The stakes go well beyond campus planning. UMD describes the Large Lakes Observatory as the only institute in the United States dedicated to the scientific study of large lakes worldwide, and one of the university’s premier water-focused research units. Its work spans aquatic chemistry, circulation dynamics, geochemistry, acoustic remote sensing, plankton dynamics, sedimentology and paleoclimatology, with research that has reached the Great Lakes as well as lakes in East Africa, Central Asia, Central America and South America.

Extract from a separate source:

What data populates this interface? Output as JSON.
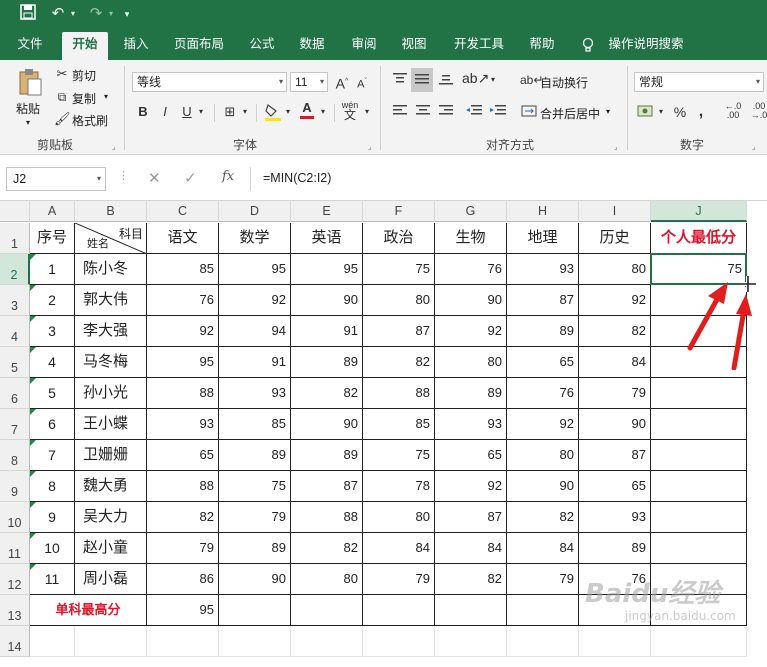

The observatory already operates two research vessels and multiple laboratories for Great Lakes work. Its best-known ship, the R/V Blue Heron, was built in 1985, purchased by the University of Minnesota in 1997 and converted to a limnological research vessel in 1997-98 after sailing to Duluth through the St. Lawrence Seaway. UMD says the Blue Heron is the largest university-owned research vessel in the Great Lakes.
The facility request also reflects the observatory’s role in long-term regional monitoring. The western Lake Superior buoy network is maintained by the Large Lakes Observatory with support from the Great Lakes Observing System and the National Science Foundation, giving the unit a hand in tracking conditions on the lake that shapes Duluth’s economy, shoreline use and winter-to-summer water science.
The observatory’s roots run deep in Duluth. It grew out of the Institute for Lake Superior Research, then was renamed the Large Lakes Observatory in 1994 when Tom Johnson was recruited to lead the unit and broaden its mission to a global large-lakes scope. That expansion helped make the observatory a rare academic asset with both local and international reach.
UMD has also built public outreach into the observatory’s identity through programs such as Science on Deck and planned events including Freshwater Discovery Day. If the project advances, the new shoreline facility would strengthen the infrastructure behind that work and reinforce Duluth’s position as a center for freshwater research on Lake Superior.